For the assay, cells were seeded in 96-well plates in a density of 1.9 - 2 x 10^4 cells per well in 100 μL culture medium 24 h before treatment. Incubation was 1h in the dark, followed by 50 min either in the dark or under irradiation (1.68 mW/cm2, ~5 J/cm2). After the irradiation period, cells were washed, fresh culture medium was added and they were incubated in the dark overnight in a cell incubator. For detection of neutral red, cells were lysed with a mixture of deionized water:ethanol:acetic acid (49:50:1) for 10 min followed by absorbance determination at 540 nm. The IC50 values, the Photo-Irritancy-Factor (PIF), as well as the Mean Phototoxic Effect (MPE), were calculated if possible.

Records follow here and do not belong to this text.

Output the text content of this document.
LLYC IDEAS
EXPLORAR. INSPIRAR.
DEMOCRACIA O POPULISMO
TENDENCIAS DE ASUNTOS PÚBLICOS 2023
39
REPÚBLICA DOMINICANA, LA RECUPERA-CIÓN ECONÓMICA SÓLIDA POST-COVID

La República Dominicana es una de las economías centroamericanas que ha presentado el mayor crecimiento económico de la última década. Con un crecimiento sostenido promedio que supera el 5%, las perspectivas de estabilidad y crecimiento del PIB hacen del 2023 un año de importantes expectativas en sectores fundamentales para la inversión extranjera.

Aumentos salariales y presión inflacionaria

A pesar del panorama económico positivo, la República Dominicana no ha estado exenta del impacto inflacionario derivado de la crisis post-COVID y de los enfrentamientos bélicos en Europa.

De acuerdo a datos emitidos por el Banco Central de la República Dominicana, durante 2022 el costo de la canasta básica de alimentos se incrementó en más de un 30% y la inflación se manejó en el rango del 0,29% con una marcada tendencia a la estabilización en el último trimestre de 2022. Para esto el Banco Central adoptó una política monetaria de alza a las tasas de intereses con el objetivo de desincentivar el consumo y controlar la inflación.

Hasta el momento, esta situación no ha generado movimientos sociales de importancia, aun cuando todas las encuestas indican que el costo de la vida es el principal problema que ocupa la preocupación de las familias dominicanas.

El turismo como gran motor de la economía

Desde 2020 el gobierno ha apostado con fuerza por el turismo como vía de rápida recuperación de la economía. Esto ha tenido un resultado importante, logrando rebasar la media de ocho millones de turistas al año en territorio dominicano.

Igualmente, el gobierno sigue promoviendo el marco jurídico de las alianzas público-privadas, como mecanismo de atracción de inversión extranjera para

No decrease in cell viability was detectable in any test substance concentration, neither with nor without irradiation in both experiments. Since no cytotoxic effects were observed, neither in the presence nor in the absence of irradiation with artificial sunlight, no IC50-, PIF- and MPE values could be calculated. The positive control showed a marked increase in cytotoxicity when irradiated. (PIF of 45.37 and 28.71, MPE of 0.52 and 0.533 for the range finding and main experiment, respectively). Therefore, the test substance is not considered to be phototoxic.

The test was performed in accordance with the OECD test guideline 432, under GLP conditions, and is therefore valid.